Juniors seek alternatives to fund exploration plans

With most companies witnessing their shares prices near historic lows, the majority of the juniors have also seen their traditional financing sources shrivel up and disappear. Where money was once thrown at virtually any grass-roots exploration project, investors today are restricting themselves to quality projects. Quality meaning projects displaying drilled-off reserves, reasonable grades, above average probability of production and strong management.

Out of this bleak financing landscape have come several alternatives — mergers and private placements with major mining companies. The major gold producers remain flush with cash from production of gold at costs well below the current gold price. In the base metals sector, record high commodity prices have provided Inco, Cominco, Falconbridge, Teck and Noranda with a financial bonanza the likes of which have not been experienced since th e 1960s.

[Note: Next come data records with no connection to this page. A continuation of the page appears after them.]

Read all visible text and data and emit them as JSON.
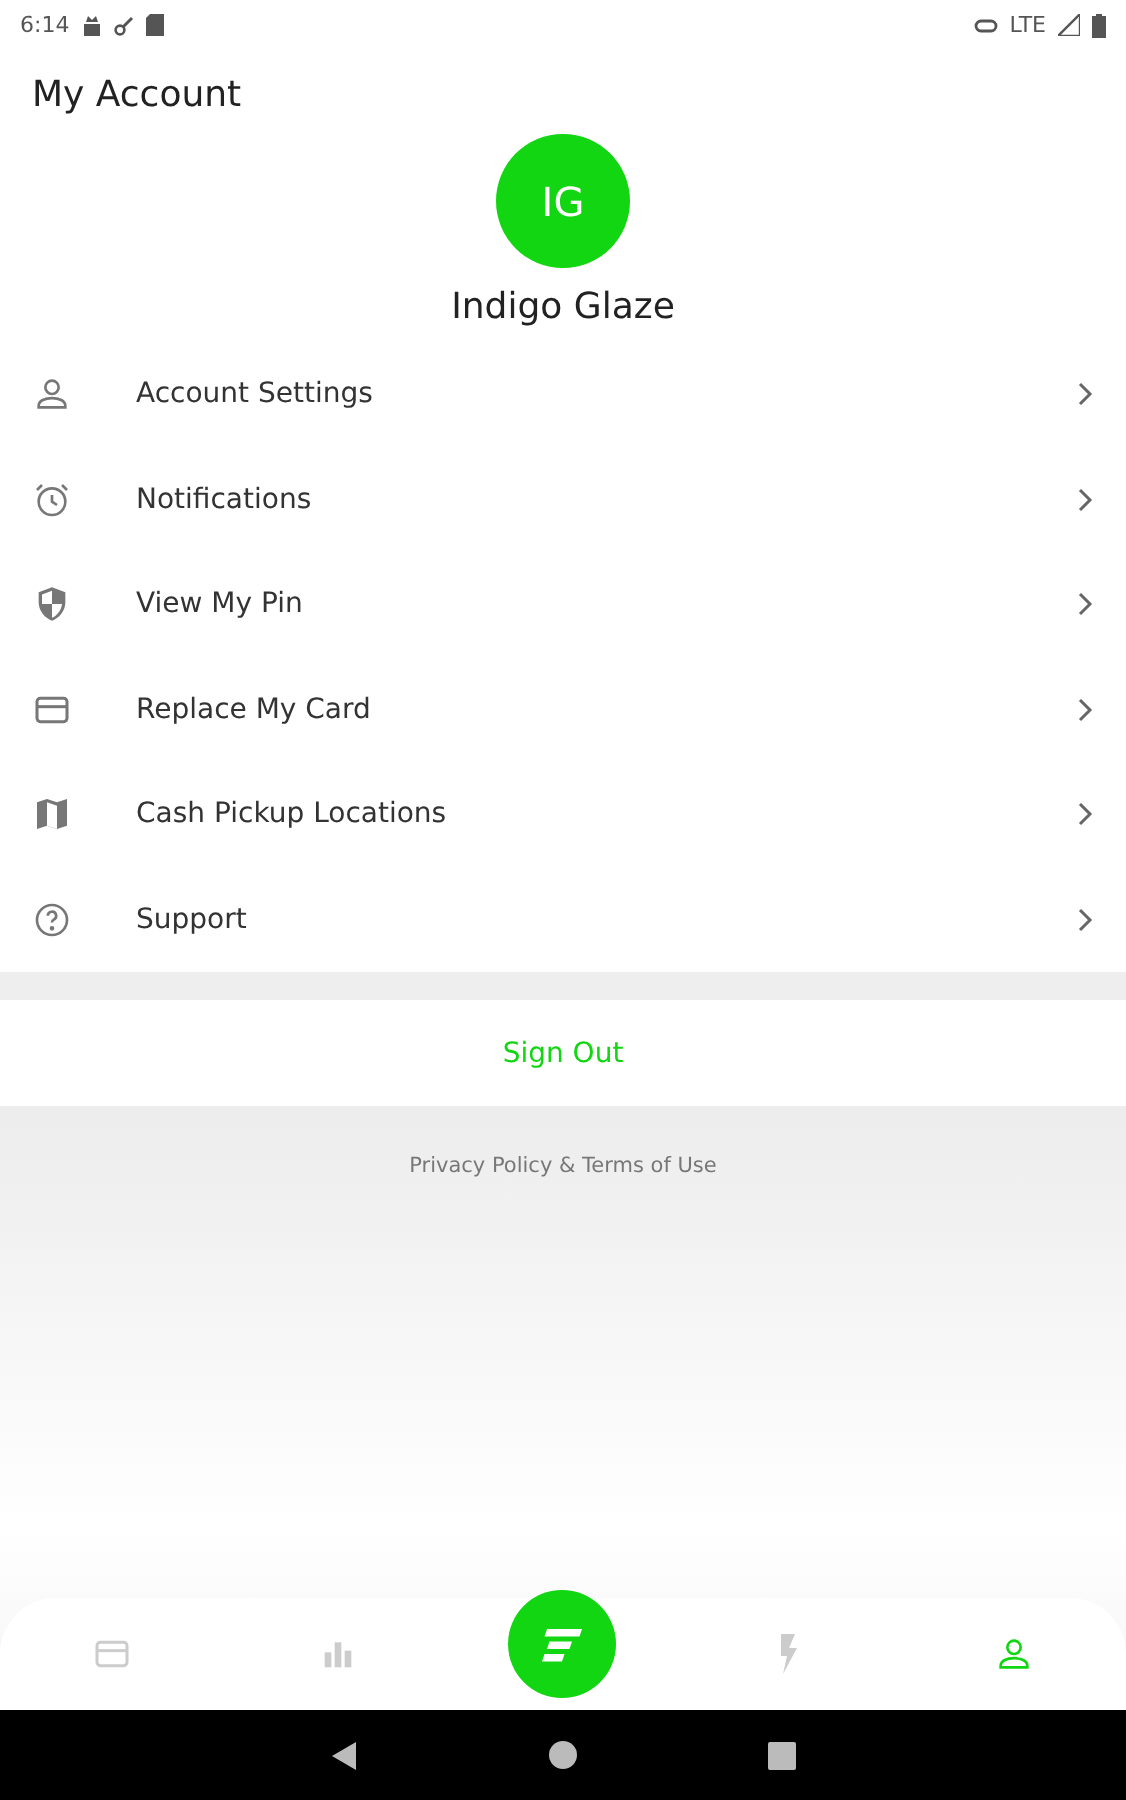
{
  "status_bar": {
    "time": "6:14",
    "network": "LTE"
  },
  "title": "My Account",
  "profile": {
    "initials": "IG",
    "name": "Indigo Glaze"
  },
  "menu": [
    {
      "kind": "person",
      "label": "Account Settings"
    },
    {
      "kind": "alarm",
      "label": "Notifications"
    },
    {
      "kind": "shield",
      "label": "View My Pin"
    },
    {
      "kind": "card",
      "label": "Replace My Card"
    },
    {
      "kind": "map",
      "label": "Cash Pickup Locations"
    },
    {
      "kind": "help",
      "label": "Support"
    }
  ],
  "sign_out": "Sign Out",
  "footer_link": "Privacy Policy & Terms of Use",
  "bottom_nav": [
    {
      "kind": "card",
      "selected": false
    },
    {
      "kind": "chart",
      "selected": false
    },
    {
      "kind": "logo",
      "selected": false
    },
    {
      "kind": "bolt",
      "selected": false
    },
    {
      "kind": "person",
      "selected": true
    }
  ]
}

The bottom-line of this contrast between the haves and have-nots is that it’s a buyers’ market out there. The most recent example is the cash takeover bid by Corona Corp. (TSE) for control of Dickenson Mines (TSE) and its affiliate holding company, Kam-Kotia Mines (TSE). Corona is offering $2.50 per share for each Kam-Kotia share and $7.15 for each Dickenson multiple voting B share.

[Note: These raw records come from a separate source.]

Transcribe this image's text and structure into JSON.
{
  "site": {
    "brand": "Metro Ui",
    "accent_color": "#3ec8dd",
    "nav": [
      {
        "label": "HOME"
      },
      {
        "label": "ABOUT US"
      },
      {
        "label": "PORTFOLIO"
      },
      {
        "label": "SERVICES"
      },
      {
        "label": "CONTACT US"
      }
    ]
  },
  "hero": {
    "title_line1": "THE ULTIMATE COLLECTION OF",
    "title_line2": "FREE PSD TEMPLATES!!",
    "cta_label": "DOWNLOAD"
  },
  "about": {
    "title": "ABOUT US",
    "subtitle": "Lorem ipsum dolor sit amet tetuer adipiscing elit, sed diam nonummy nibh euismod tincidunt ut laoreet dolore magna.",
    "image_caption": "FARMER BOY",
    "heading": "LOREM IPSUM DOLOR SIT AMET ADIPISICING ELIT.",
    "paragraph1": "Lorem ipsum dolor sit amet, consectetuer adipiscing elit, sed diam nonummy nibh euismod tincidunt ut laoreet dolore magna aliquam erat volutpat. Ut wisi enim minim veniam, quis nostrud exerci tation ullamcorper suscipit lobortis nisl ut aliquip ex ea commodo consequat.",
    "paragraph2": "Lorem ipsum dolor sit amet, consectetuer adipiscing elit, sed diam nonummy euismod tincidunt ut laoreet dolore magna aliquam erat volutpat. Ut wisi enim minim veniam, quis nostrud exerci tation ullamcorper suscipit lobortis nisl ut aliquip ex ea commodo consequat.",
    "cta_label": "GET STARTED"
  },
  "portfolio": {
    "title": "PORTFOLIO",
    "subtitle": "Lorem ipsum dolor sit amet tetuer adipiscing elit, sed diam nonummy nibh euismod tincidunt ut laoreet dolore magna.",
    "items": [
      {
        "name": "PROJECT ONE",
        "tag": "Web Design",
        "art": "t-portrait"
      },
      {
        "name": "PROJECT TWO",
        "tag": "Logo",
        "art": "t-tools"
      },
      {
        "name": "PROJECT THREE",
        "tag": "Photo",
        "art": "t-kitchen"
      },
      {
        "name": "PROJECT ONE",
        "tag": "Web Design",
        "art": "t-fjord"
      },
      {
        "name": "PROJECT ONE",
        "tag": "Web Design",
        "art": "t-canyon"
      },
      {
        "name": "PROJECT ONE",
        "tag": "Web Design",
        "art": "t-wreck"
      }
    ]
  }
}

For major gold miners such as Corona, the current downturn in the gold sector provides an opportune time to buy gold reserves at attractive prices. Other cash-rich majors aggressively scouting for acquisitions include Cambior Inc. (TSE), Placer Dome Inc. (TSE), Hemlo Gold Mines (TSE), Echo Bay Mines (TSE) and American Barrick Resources (TSE).

“Over 200 equity transactions were completed in North America in gold projects,” Michael Chender, editor-in-chief of Metals Economics Group explained to The Northern Miner. These were non-market private placements made by major companies in smaller companies with advanced gold mining projects. “In 1989, I expect similar financing activity will slow down,” Chender adds.

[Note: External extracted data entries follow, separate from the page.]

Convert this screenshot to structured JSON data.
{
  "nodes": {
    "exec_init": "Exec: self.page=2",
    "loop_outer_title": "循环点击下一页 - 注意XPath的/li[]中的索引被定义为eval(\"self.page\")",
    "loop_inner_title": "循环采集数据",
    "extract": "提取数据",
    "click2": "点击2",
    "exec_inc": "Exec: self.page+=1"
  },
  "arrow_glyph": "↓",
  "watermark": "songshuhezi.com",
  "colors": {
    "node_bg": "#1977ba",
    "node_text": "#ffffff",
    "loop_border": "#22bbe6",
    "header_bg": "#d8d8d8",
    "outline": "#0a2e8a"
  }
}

His assessment is based on the fact that gold prices are much lower than the 1988 average of about $450 per oz. “In 1987 and 1988 there were no bargains yet the market was overheated. With no bargains in a falling gold price, things have slowed down.”

With respect to traditional equity financings, Chender says that this segment remains particularly depressed. “In retrospect, a lot of money went down the hole,” he says, commenting on the 1987 boom when equity dollars were being attracted by even technically dubious projects. “Many companies hurt their credibility and investors are staying away.”

Brokers and mining analysts agree. “The word (for the markets) is miserable,” Paul Esquivel, a mining analyst with Yorkton Securities says. The climate for junior resource financings “is even worse than in 1982,” the year when the last major equities bear market began. Esquivel sees the situation dragging on for several more years, adding that “retail people are really nervous about doing junior issues.”

With hard dollar equity financings difficult to complete, what’s left to tap into? According to Chender, “if there is a financing niche it will get filled up.” He refers to the creation of several funds in the U.S. this year, which are planning to finance advanced mining projects to the bankable feasibility stage. The funds will also have first rights on project financing.

Another source of exploration financing in Canada remains the flow-through share. A huge success, especially in 1987 when flow- through expenditures in Canada exceeded $1 billion, far less is expected to be spent this year. A key component of the flow-through scheme this year is the Canadian Exploration Incentive Program (CEIP), created by the federal government to offset the loss of the 33.3% earned depletion allowance which was eliminated in the last federal budget.

CEIP will provide a cash grant of 30% on eligible exploration expenditures, which provides a tax benefit similar to that offered by the original flow-through program. Despite its attractiveness, investors remain cautious. Although tax benefits remain the primary feature of flow-through offerings, investors are seeking quality mining projects which also provide a good probability for capital gains.

The late 1980s have also witnessed an increasing influx of foreign money moving into Canadian companies and mining projects. From small private placements completed with institutional investors in Europe to large deals with offshore multinational mining companies, foreign investors have pl ayed an increasingly important role in funding Canadian mining projects.

MIM Holdings, an affiliate of MIM, a large Australian mining company, made the most recent acquisition — a $50-million private placement in Granges Exploration (TSE), a mid-sized Canadian gold mining company in need of cash. Control, or 33% of Granges, will pass to Australian hands. In late 1987, Western Mining Corp., triggered a wave of similar acquisitions and private placements. The Australian company surprised many seasoned mining investors with its swiftness in spending more than $500 million on North American gold mining deals. That swiftness also cost Western plenty — in cash and embarrassment following its $90 million buyout of Seabright Resources, a company with few gold reserves.

Despite the difficult environment, pools of capital, albeit smaller than in previous years, are available to junior companies. However, smart money will only be seeking quality exploration projects. This constraint will place the onus on the management of junior companies to focus their attention on acquiring projects in an advanced stage of development. Grass-roots exploration will have to rely almost entirely on flow-through and cash from well-funded companies earning interests via exploration expenditures.